Allearsi senza convergenza sul programma riproporrebbe la medesima situazione in cui        si è trovata ad operare l’amministrazione uscente. Noi intendiamo proporre il nostro programma alla città e confrontarci direttamente con gli elettori. Solo così saremo, se eletti, realmente responsabili della sua attuazione, senza trincerarci dietro la scusa che le alleanze di turno ne hanno condizionato la piena realizzazione. LiberaModica è nata perché centinaia di cittadini hanno avvertito il bisogno di affermare alcuni principi e alcuni valori che i vari partiti, avvicendatisi nella gestione del Comune, hanno finora calpestato. La sua sola funzione è quella di sottoporre alla città un programma ispirato a tali principi. Se LiberaModica dovesse rinunciare al tratto costitutivo della sua missione, non avrebbe alcun motivo d’essere.
 
A prescindere da chi vincerà, quali emergenze ritiene che si troverà ad affrontare la prossima Amministrazione?
Sicuramente la questione finanziaria, strettamente legata all’approvazione del piano di riequilibrio è l’emergenza principale dalla quale dipendono molte delle scelte che si potranno adottare. Poi, anche nei confini delle competenze di un Comune, è fondamentale assumere la gravissima crisi economica e sociale come condizione con la quale fare i conti e come bussola per seguire la rotta. Occorre difendere il lavoro che c’è e creare nuove opportunità per chi lo ha perso e per i giovani che non lo trovano. Molte di queste opportunità richiedono solo una sapiente e sana progettualità politica all’insegna degli interessi della comunità, senza nuove risorse o finanziamenti. Poi c’è da ridare alla città la voce istituzionale, autorevole ed incisiva, che le è mancata. Lo smantellamento delle sue istituzioni non è un fatto irreversibile e può essere ancora contrastato con atti che invertano la tendenza in atto. C’è un nuovo Parlamento dinanzi al quale una città che apra una fase completamente nuova potrà far valere mille argomenti a tutela dei suoi presìdi storici, perché, per esempio, con la soppressione del tribunale il risparmio e la funzionalità c’entrano molto poco, anzi non c’entrano nulla.
 
 
Da che tipo di persone sarà composta la sua squadra?

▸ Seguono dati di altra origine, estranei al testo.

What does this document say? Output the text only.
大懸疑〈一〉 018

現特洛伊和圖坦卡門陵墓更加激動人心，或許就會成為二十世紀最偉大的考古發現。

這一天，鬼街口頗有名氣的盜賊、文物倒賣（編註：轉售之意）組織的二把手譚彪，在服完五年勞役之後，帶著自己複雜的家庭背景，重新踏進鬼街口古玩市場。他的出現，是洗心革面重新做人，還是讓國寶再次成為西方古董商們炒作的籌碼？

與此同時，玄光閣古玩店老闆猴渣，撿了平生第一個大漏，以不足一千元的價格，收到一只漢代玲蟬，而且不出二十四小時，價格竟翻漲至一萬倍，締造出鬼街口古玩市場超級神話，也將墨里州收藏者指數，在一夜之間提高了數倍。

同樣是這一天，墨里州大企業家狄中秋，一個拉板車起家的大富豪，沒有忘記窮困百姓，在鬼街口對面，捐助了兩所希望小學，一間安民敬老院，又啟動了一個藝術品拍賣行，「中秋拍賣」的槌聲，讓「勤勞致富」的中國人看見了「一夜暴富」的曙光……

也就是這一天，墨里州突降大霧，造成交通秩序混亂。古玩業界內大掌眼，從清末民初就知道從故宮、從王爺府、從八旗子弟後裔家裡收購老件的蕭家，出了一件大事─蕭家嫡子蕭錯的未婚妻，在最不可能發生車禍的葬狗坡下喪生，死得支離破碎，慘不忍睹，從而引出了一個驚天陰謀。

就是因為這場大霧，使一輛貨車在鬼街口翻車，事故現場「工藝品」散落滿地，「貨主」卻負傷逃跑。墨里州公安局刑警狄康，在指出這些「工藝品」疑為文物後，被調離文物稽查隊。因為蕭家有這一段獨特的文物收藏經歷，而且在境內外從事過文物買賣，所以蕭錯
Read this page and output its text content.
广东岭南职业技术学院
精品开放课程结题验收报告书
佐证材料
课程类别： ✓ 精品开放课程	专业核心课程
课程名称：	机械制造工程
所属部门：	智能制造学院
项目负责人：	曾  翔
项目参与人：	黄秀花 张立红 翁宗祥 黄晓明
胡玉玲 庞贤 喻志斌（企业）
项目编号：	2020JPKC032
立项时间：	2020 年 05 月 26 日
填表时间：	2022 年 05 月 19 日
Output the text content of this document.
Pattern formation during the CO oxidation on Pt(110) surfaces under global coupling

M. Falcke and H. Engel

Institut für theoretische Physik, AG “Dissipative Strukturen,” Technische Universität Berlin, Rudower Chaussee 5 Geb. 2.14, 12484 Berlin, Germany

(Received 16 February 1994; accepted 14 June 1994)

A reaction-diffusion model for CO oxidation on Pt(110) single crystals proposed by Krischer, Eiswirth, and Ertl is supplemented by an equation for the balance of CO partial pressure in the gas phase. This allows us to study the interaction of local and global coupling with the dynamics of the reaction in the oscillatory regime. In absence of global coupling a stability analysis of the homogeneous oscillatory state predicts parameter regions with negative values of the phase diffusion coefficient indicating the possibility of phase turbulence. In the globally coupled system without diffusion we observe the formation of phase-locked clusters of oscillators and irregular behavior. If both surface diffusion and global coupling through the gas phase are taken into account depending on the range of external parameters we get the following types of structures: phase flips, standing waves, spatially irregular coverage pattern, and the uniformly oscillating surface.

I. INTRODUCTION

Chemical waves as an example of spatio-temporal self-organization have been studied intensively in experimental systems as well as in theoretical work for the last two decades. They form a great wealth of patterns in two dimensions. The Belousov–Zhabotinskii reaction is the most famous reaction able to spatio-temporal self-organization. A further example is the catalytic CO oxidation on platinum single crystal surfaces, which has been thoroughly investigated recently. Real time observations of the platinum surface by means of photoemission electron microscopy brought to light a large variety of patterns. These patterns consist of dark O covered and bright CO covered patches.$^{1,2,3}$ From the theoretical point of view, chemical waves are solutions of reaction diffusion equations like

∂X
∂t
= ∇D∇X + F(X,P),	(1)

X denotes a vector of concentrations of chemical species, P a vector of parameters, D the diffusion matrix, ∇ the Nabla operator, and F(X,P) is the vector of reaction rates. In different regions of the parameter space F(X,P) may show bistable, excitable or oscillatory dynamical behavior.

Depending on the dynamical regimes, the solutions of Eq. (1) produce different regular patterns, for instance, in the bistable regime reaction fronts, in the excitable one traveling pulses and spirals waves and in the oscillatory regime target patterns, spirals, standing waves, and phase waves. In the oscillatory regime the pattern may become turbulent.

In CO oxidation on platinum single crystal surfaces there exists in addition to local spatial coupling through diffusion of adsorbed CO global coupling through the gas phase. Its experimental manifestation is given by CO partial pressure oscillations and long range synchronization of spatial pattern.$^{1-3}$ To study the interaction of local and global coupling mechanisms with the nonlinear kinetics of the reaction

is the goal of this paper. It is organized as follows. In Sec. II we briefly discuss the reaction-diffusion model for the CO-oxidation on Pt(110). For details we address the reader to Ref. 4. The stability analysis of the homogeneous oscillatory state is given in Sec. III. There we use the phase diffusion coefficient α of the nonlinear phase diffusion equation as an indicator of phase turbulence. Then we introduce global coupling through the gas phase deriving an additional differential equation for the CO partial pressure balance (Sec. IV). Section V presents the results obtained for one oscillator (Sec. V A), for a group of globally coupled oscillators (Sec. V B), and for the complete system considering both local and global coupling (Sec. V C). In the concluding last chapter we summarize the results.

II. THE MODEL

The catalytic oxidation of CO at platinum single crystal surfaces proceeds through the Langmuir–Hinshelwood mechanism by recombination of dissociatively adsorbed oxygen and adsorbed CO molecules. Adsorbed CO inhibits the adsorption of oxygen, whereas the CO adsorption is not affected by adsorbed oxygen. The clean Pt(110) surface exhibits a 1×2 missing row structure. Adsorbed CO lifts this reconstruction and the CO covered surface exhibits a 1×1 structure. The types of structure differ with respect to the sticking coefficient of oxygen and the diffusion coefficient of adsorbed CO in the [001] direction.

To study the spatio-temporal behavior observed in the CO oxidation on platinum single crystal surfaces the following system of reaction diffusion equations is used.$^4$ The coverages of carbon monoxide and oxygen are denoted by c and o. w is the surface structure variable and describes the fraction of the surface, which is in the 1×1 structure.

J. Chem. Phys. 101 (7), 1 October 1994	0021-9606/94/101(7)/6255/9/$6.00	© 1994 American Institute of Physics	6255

La squadra sarà composta da uomini e donne selezionati in ragione della disponibilità incondizionata a servire esclusivamente la città e i suoi interessi generali, ed ovviamente delle capacità e delle competenze. Inoltre sarà affiancata da consulenti esterni di esperienza che presteranno gratuitamente la loro opera. Si cercherà di coniugare la vitalità e l’intraprendenza dei giovani con l’esperienza dei meno giovani. Ciascuno, quale che sia il ruolo, si muoverà in piena sintonia con i principi che hanno ispirato LiberaModica e con il programma che ne è scaturito. Il programma, appunto!